Investors who believe the doomsday predictions about municipal bonds—and even those who don't—may find long or short opportunities in these five ETFs, which track various segments of the muni bond market.
According to the ancient Mayan calendar, the world will end in December 2012.
If banking analyst Meredith Whitney is right, the beginning of the end might be right around the corner. Whitney, who rose to prominence after a pessimistic report on Citigroup issued in late 2007 later proved to be painfully accurate, has been zeroed in on the municipal bond sector for some time now as the next market to enter into a freefall.
She first turned heads last year when predicting that between 50 and 100 local governments could default on obligations worth hundreds of billions of dollars–a collapse that would almost certainly be felt throughout global financial markets.
That breakdown in municipal (muni) bond markets so far hasn’t materialized; default rates have been in line with historical averages, and investors who held on to these securities have been rewarded with relatively strong performances. But Whitney hasn’t backed down from her predictions, and in fact believes that coming weeks may see critical developments in muni bond markets.
She’s targeted July 1 as an important date in this ongoing saga. That’s when new state budgets take effect, which may result in reduced aid to localities that have relied on outside aid up until this point to make good on obligations.
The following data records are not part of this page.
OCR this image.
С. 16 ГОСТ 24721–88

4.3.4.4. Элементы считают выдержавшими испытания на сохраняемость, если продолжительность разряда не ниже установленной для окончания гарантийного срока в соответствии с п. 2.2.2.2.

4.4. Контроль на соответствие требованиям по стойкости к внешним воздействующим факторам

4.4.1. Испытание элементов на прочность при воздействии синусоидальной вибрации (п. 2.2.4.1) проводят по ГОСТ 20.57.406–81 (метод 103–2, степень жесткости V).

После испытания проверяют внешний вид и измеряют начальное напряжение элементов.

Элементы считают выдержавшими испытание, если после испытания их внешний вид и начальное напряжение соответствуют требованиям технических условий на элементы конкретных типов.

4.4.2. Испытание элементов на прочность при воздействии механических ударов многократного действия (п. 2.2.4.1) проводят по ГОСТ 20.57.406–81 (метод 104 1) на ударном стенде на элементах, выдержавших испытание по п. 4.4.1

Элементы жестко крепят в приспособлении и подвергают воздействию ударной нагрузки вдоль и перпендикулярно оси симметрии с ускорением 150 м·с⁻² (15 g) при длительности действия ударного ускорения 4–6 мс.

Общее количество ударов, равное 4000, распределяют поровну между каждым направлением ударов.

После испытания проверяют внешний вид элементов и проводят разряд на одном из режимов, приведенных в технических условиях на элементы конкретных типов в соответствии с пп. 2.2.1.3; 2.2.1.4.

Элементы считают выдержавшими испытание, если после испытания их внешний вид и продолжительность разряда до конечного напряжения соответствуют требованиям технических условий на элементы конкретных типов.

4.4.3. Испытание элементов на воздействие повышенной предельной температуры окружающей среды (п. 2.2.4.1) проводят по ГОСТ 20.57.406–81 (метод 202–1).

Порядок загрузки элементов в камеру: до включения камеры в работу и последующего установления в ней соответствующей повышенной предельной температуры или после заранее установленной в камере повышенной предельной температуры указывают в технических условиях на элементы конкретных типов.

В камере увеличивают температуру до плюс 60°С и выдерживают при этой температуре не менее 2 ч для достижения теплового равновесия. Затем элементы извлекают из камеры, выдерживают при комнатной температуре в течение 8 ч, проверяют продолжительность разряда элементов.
If that source of liquidity dries up, it could start a string of muni defaults that will accelerate throughout the remainder of the year.
“This is the sad reality of where we are,” Whitney said during an interview on CNBC. “It will sting the sharpest when the states at the beginning of July cut aid off to municipalities.”
It should be noted that not everyone is on the same page as Whitney.
According to a recent research note from analysts at RBC Capital Markets, state employment levels are at their lowest levels since 1999. That seemingly indicates that governments are slashing payrolls in an effort to reel in costs, giving hope that self-imposed austerity measures will be enough to steer clear of a wave of defaults.
S&P’s VP of fixed income also believes that Whitney’s predictions are a bit extreme, noting that actual default stats so far don’t support her bearish outlook on the segment.
With outlooks sharply divided on the short-term outlook for muni bonds, there are a number of ETFs that have seen increased activity and offer ways to access various segments of this fixed income market.
Those who believe Whitney’s arguments hold some water may see attractive short-selling opportunities in some of these names, while those who believe her bearishness is overdone might see attractive entry points in beaten down securities that will eventually recover once the public’s anxiety eases.
iShares S&P National AMT-Free Muni Bond Fund (MUB)
This ETF is the most popular option for investors seeking broad-based exposure to municipal bonds. MUB includes more than 1,300 individual securities from a variety of different issuers. Transportation-related muni bonds account for the biggest slice of holdings (23%), with utilities (21%) and tax revenue bonds (14%) also receiving significant weight in this portfolio.
MUB currently has a distribution yield of about 3.5%, which works out to a tax-equivalent yield of almost 5.4%, assuming a 35% tax bracket.